I have a folder with files like:
pe1_file1.txt
pe1_file2.txt
px1_file3.txt
px1_file4.txt etc
every file has lines such:
1123343 34 SDSD XV34 nameofdatabase 34 45455 4545
1145343 33 SD34 XT45 nameofdatabase 34 45455 4545
I would like to parse all the files of that folder (actually there are a bunch of folders) and build up a single text file that includes all the lines of all those text files that comply with a particular condition. The resulting file should only contain the first 5 values (up to nameofdatabase) AND the 3 first letters of the name of the file.
I tend to use the following code modified: The following passes all the filtered lines and with all the values. I want to omit the last three numbers and add "pe1" or "px2" as first value.
for FILE in files/*.txt;
do
firstchar=${FILE:0:4}
# how do I modify the nest line in order to add $firstchar ("pe1") and $1,$2,$3,$4,$5,$6 ???

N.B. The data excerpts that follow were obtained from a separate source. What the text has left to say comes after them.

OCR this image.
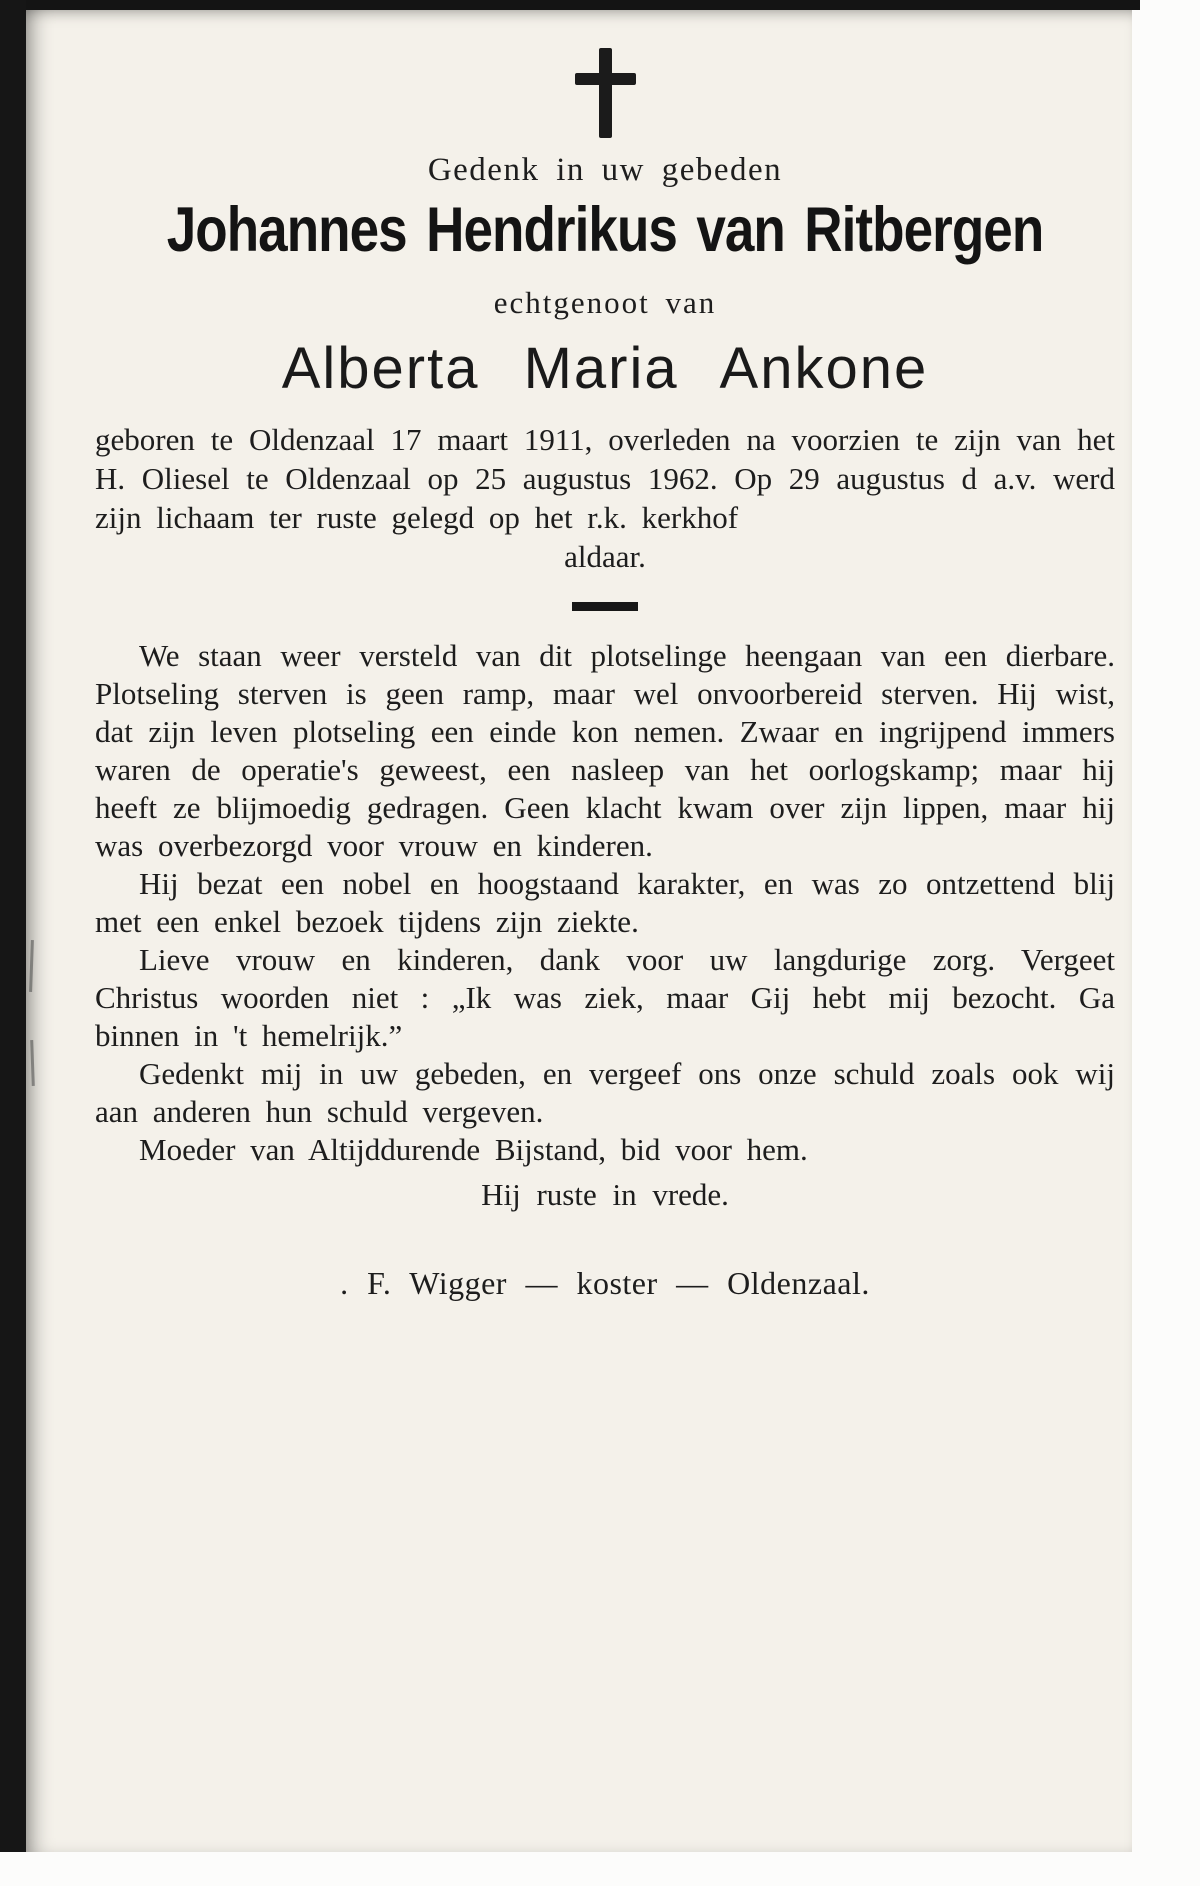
Gedenk in uw gebeden
Johannes Hendrikus van Ritbergen
echtgenoot van
Alberta Maria Ankone

geboren te Oldenzaal 17 maart 1911, overleden na voorzien te zijn van het H. Oliesel te Oldenzaal op 25 augustus 1962. Op 29 augustus d a.v. werd zijn lichaam ter ruste gelegd op het r.k. kerkhof

aldaar.

We staan weer versteld van dit plotselinge heengaan van een dierbare. Plotseling sterven is geen ramp, maar wel onvoorbereid sterven. Hij wist, dat zijn leven plotseling een einde kon nemen. Zwaar en ingrijpend immers waren de operatie's geweest, een nasleep van het oorlogskamp; maar hij heeft ze blijmoedig gedragen. Geen klacht kwam over zijn lippen, maar hij was overbezorgd voor vrouw en kinderen.

Hij bezat een nobel en hoogstaand karakter, en was zo ontzettend blij met een enkel bezoek tijdens zijn ziekte.

Lieve vrouw en kinderen, dank voor uw langdurige zorg. Vergeet Christus woorden niet : „Ik was ziek, maar Gij hebt mij bezocht. Ga binnen in 't hemelrijk.”

Gedenkt mij in uw gebeden, en vergeef ons onze schuld zoals ook wij aan anderen hun schuld vergeven.

Moeder van Altijddurende Bijstand, bid voor hem.

Hij ruste in vrede.
. F. Wigger — koster — Oldenzaal.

awk '$3=="SDSD"&&$4=="cardatabase"' $FILE.txt >> TOTAL.txt
done
CodePudding user response:
there is no loop required
$ awk '$3=="SDSD" && $4=="cardatabase"
{print substr(FILENAME, 1, 4), $1, $2, $3, $4, $5, $6}' files/*.txt > total.txt
note that substr indexing starts with 1. Most likely $4
should be $5
based on your sample input.
CodePudding user response:
awk
conveniently defines the variable FILENAME
holding the current file name and provides the function substr
to extract a substring:
for FILE in files/*.txt;
do
awk '$3=="SDSD"&&$4=="cardatabase"{print substr(FILENAME, 0, 4), $1, $2, $3, $4, $5}' "$FILE.txt"
done > TOTAL.txt
You can avoid opening the result file multiple times by only redirecting the complete output of the loop once.